I think there are plenty of people who are turned off from activity because of some idea that they have to do it a certain way for it to "count." In The First 20 Minutes, Gretchen Reynolds points to research that says that hard training isn't necessary for health benefits:
The first 20 minutes of moving around, if someone has been really sedentary, provide most of the health benefits. You get prolonged life, reduced disease risk — all of those things come in in the first 20 minutes of being active... Two-thirds of Americans get no exercise at all. If one of those people gets up and moves around for 20 minutes, they are going to get a huge number of health benefits, and everything beyond that 20 minutes is, to some degree, gravy.I noticed when watching Season One of "The Biggest Loser" that big dude Maurice, who said he did none of the low-intensity "homework" Bob assigned did not lose as much as the rest of his cohort, even though he performed well during the high-intensity strength and interval exercise.

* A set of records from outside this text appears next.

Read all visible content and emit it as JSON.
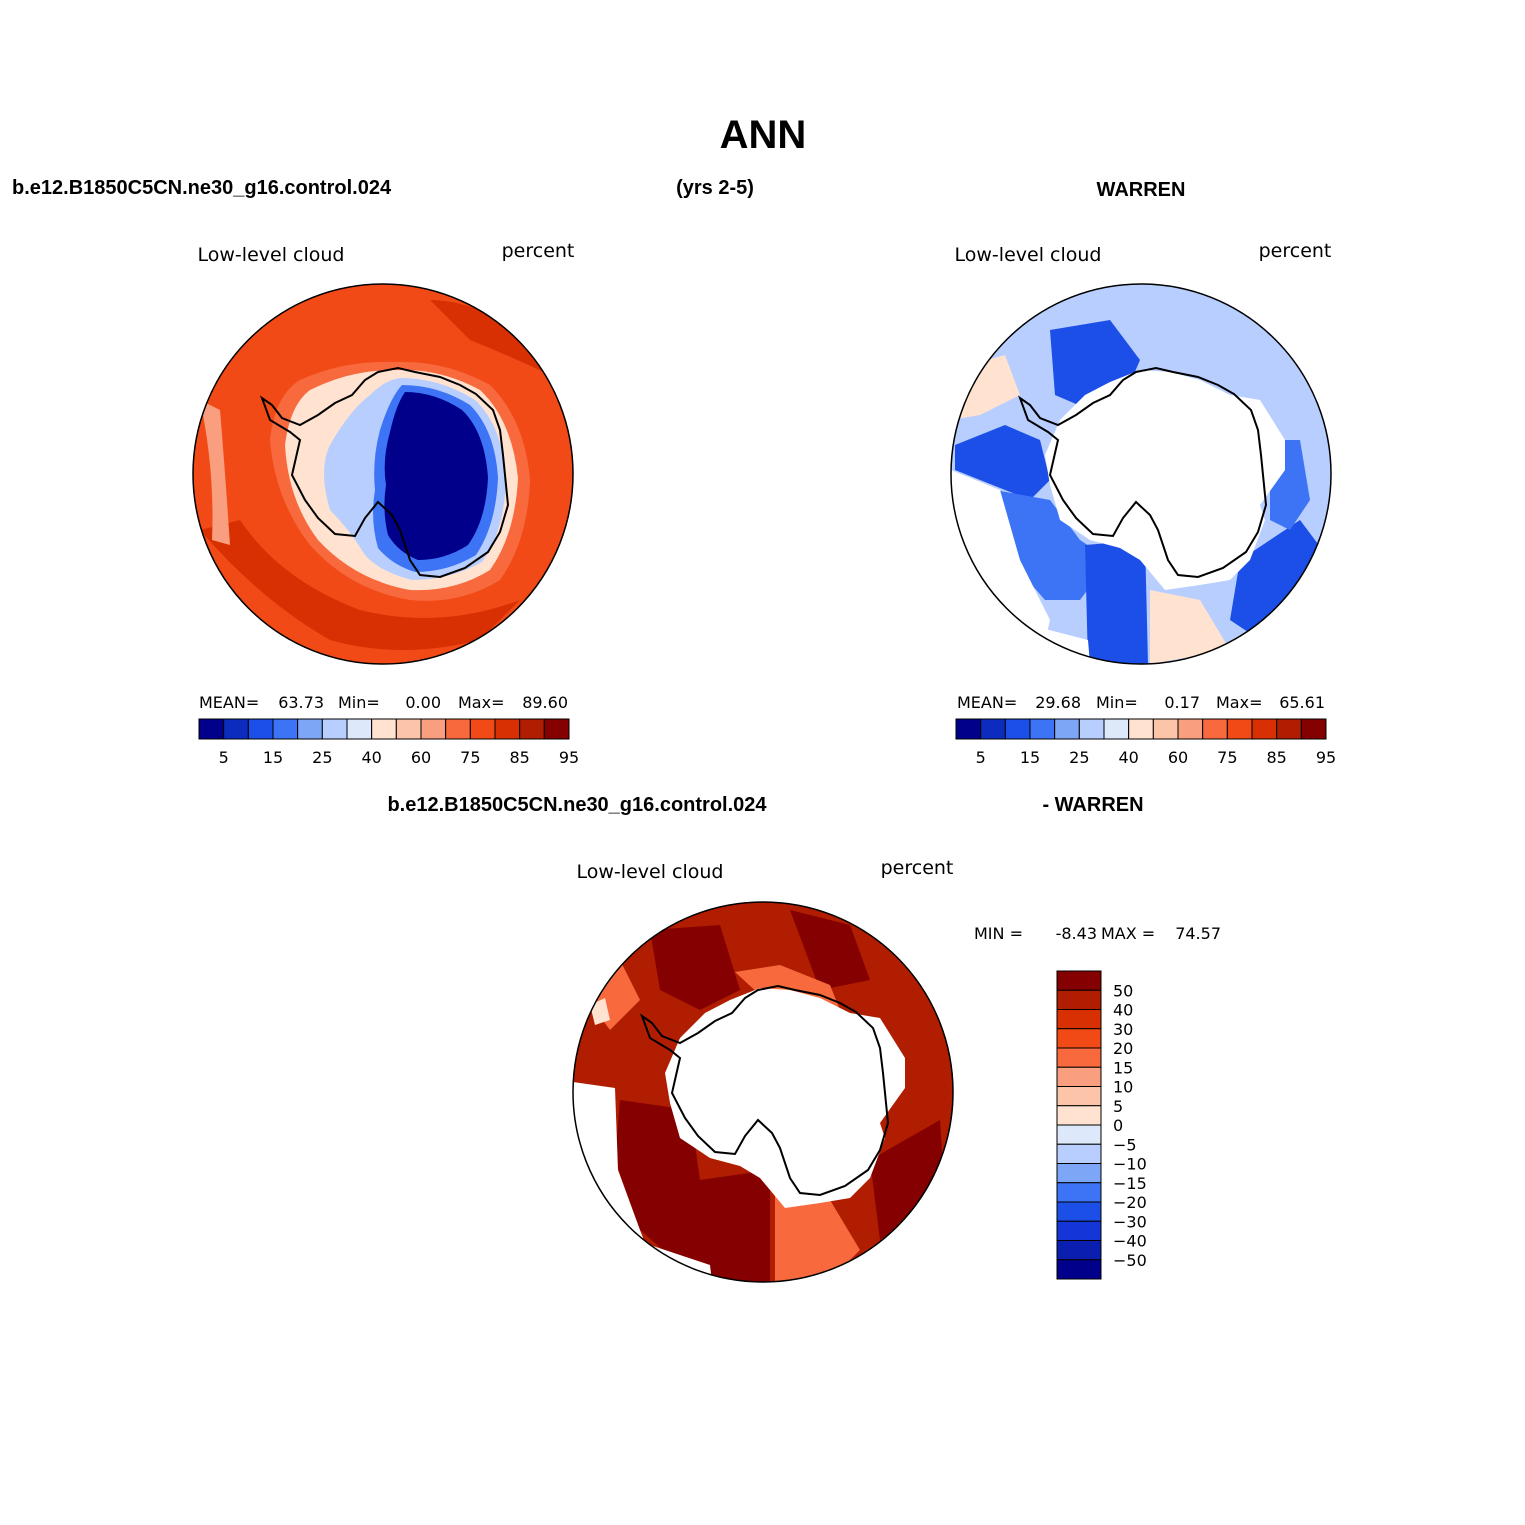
{
  "figure": {
    "title": "ANN",
    "case_name": "b.e12.B1850C5CN.ne30_g16.control.024",
    "years": "(yrs 2-5)",
    "obs_name": "WARREN",
    "diff_case": "b.e12.B1850C5CN.ne30_g16.control.024",
    "diff_obs": "- WARREN"
  },
  "colors": {
    "abs_scale": [
      "#00008b",
      "#0c2cbf",
      "#1c4fe8",
      "#3c74f5",
      "#7ea6f7",
      "#b7ceff",
      "#dde9fa",
      "#ffe2cf",
      "#fcc4a8",
      "#f99f7f",
      "#f86a3d",
      "#f24a17",
      "#d83003",
      "#b01d00",
      "#850000"
    ],
    "diff_scale": [
      "#00008b",
      "#0a1fb0",
      "#1436d8",
      "#1c4fe8",
      "#3c74f5",
      "#7ea6f7",
      "#b7ceff",
      "#dde9fa",
      "#ffe2cf",
      "#fcc4a8",
      "#f99f7f",
      "#f86a3d",
      "#f24a17",
      "#d83003",
      "#b01d00",
      "#850000"
    ]
  },
  "chart_data": [
    {
      "type": "heatmap",
      "projection": "south polar stereographic",
      "title": "Low-level cloud",
      "units": "percent",
      "stats": {
        "mean_label": "MEAN=",
        "mean": "63.73",
        "min_label": "Min=",
        "min": "0.00",
        "max_label": "Max=",
        "max": "89.60"
      },
      "levels": [
        5,
        10,
        15,
        20,
        25,
        30,
        40,
        50,
        60,
        70,
        75,
        80,
        85,
        90,
        95
      ],
      "colorbar_labels": [
        "5",
        "15",
        "25",
        "40",
        "60",
        "75",
        "85",
        "95"
      ]
    },
    {
      "type": "heatmap",
      "projection": "south polar stereographic",
      "title": "Low-level cloud",
      "units": "percent",
      "stats": {
        "mean_label": "MEAN=",
        "mean": "29.68",
        "min_label": "Min=",
        "min": "0.17",
        "max_label": "Max=",
        "max": "65.61"
      },
      "levels": [
        5,
        10,
        15,
        20,
        25,
        30,
        40,
        50,
        60,
        70,
        75,
        80,
        85,
        90,
        95
      ],
      "colorbar_labels": [
        "5",
        "15",
        "25",
        "40",
        "60",
        "75",
        "85",
        "95"
      ]
    },
    {
      "type": "heatmap",
      "projection": "south polar stereographic",
      "title": "Low-level cloud",
      "units": "percent",
      "stats": {
        "min_label": "MIN =",
        "min": "-8.43",
        "max_label": "MAX =",
        "max": "74.57"
      },
      "levels": [
        -50,
        -40,
        -30,
        -20,
        -15,
        -10,
        -5,
        0,
        5,
        10,
        15,
        20,
        30,
        40,
        50
      ],
      "colorbar_labels": [
        "50",
        "40",
        "30",
        "20",
        "15",
        "10",
        "5",
        "0",
        "−5",
        "−10",
        "−15",
        "−20",
        "−30",
        "−40",
        "−50"
      ]
    }
  ]
}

Maybe the stress relief from walking were what helped the other contestants lose? I know that these activities don't have a huge calorie burn. Even running, it's hard to burn the calories in a good-sized donut. There may be genetic or hormonal things going on that we don't fully understand.
And even if it doesn't result in weight loss, something that makes you feel good and makes you healthier is worth doing, right? Right?
Besides, most of us have a partner, a dog, or a kid who would love the extra quality time away from the TV and the mobile phones.